Trastuzumab improves tumor perfusion and vascular delivery of cytotoxic therapy in a murine model of HER2+ breast cancer: preliminary results

To employ in vivo imaging and histological techniques to identify and quantify vascular changes early in the course of treatment with trastuzumab in a murine model of HER2+ breast cancer. Dynamic contrast-enhanced magnetic resonance imaging (DCE-MRI) was used to quantitatively characterize vessel perfusion/permeability (via the parameter K trans ) and the extravascular extracellular volume fraction ( v e ) in the BT474 mouse model of HER2+ breast cancer ( N = 20) at baseline, day one, and day four following trastuzumab treatment (10 mg/kg). Additional cohorts of mice were used to quantify proliferation (Ki67), microvessel density (CD31), pericyte coverage (α-SMA) by immunohistochemistry ( N = 44), and to quantify human VEGF-A expression ( N = 29) throughout the course of therapy. Longitudinal assessment of combination doxorubicin ± trastuzumab ( N = 42) tested the hypothesis that prior treatment with trastuzumab will increase the efficacy of subsequent doxorubicin therapy.
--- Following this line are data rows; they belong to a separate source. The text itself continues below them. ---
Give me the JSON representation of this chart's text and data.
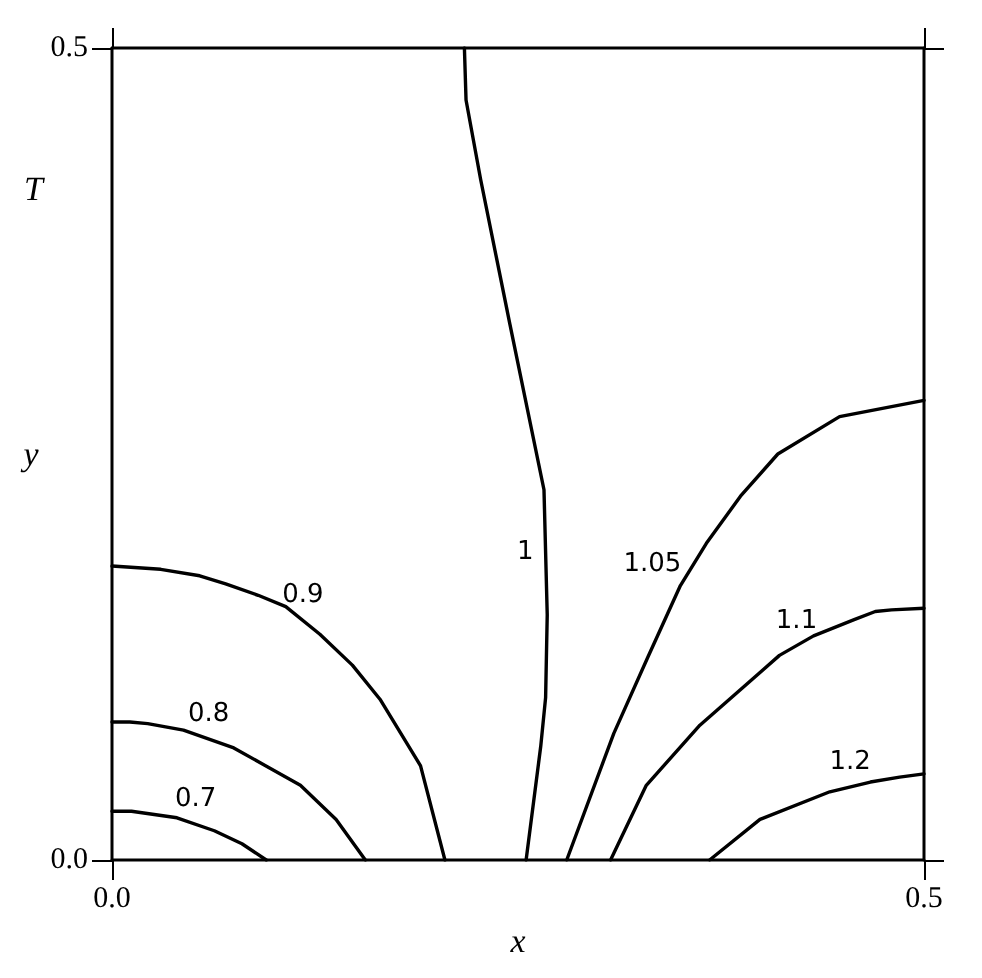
{
  "chart_data": {
    "type": "line",
    "xlabel": "x",
    "ylabel": "y",
    "annotations": [
      "T"
    ],
    "xlim": [
      0,
      0.5
    ],
    "ylim": [
      0,
      0.5
    ],
    "xticks": [
      {
        "value": 0,
        "label": "0.0"
      },
      {
        "value": 0.5,
        "label": "0.5"
      }
    ],
    "yticks": [
      {
        "value": 0,
        "label": "0.0"
      },
      {
        "value": 0.5,
        "label": "0.5"
      }
    ],
    "grid": false,
    "legend": false,
    "marker": "none",
    "line_style": "solid",
    "series": [
      {
        "name": "0.7",
        "color": "#000000",
        "x": [
          0,
          0.012,
          0.04,
          0.063,
          0.08,
          0.095
        ],
        "values": [
          0.03,
          0.03,
          0.026,
          0.018,
          0.01,
          0
        ]
      },
      {
        "name": "0.8",
        "color": "#000000",
        "x": [
          0,
          0.011,
          0.022,
          0.033,
          0.044,
          0.075,
          0.116,
          0.138,
          0.156
        ],
        "values": [
          0.085,
          0.085,
          0.084,
          0.082,
          0.08,
          0.069,
          0.046,
          0.025,
          0
        ]
      },
      {
        "name": "0.9",
        "color": "#000000",
        "x": [
          0,
          0.03,
          0.054,
          0.07,
          0.09,
          0.107,
          0.128,
          0.148,
          0.165,
          0.19,
          0.205
        ],
        "values": [
          0.181,
          0.179,
          0.175,
          0.17,
          0.163,
          0.156,
          0.139,
          0.12,
          0.099,
          0.058,
          0
        ]
      },
      {
        "name": "1",
        "color": "#000000",
        "x": [
          0.217,
          0.218,
          0.227,
          0.245,
          0.266,
          0.268,
          0.267,
          0.264,
          0.255
        ],
        "values": [
          0.5,
          0.468,
          0.419,
          0.33,
          0.228,
          0.151,
          0.1,
          0.07,
          0
        ]
      },
      {
        "name": "1.05",
        "color": "#000000",
        "x": [
          0.5,
          0.448,
          0.41,
          0.387,
          0.366,
          0.35,
          0.33,
          0.309,
          0.28
        ],
        "values": [
          0.283,
          0.273,
          0.25,
          0.224,
          0.195,
          0.169,
          0.125,
          0.078,
          0
        ]
      },
      {
        "name": "1.1",
        "color": "#000000",
        "x": [
          0.5,
          0.48,
          0.47,
          0.457,
          0.432,
          0.411,
          0.362,
          0.329,
          0.307
        ],
        "values": [
          0.155,
          0.154,
          0.153,
          0.148,
          0.138,
          0.126,
          0.083,
          0.046,
          0
        ]
      },
      {
        "name": "1.2",
        "color": "#000000",
        "x": [
          0.5,
          0.485,
          0.467,
          0.442,
          0.399,
          0.368
        ],
        "values": [
          0.053,
          0.051,
          0.048,
          0.042,
          0.025,
          0
        ]
      }
    ]
  }
}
Compared to control tumors, trastuzumab-treated tumors exhibited a significant increase in K trans ( P = 0.035) on day four, indicating increased perfusion and/or vessel permeability and a simultaneous significant increase in v e ( P = 0.01), indicating increased cell death. Immunohistochemical and ELISA analyses revealed that by day four the trastuzumab-treated tumors had a significant increase in vessel maturation index (i.e., the ratio of α-SMA to CD31 staining) compared to controls ( P < 0.001) and a significant decrease in VEGF-A ( P = 0.03). Additionally, trastuzumab dosing prior to doxorubicin improved the overall effectiveness of the therapies ( P < 0.001). This study identifies and validates improved perfusion characteristics following trastuzumab therapy, resulting in an improvement in trastuzumab-doxorubicin combination therapy in a murine model of HER2+ breast cancer. This data suggests properties of vessel maturation. In particular, the use of DCE-MRI, a clinically available imaging method, following treatment with trastuzumab may provide an opportunity to optimize the scheduling and improve delivery of subsequent cytotoxic therapy.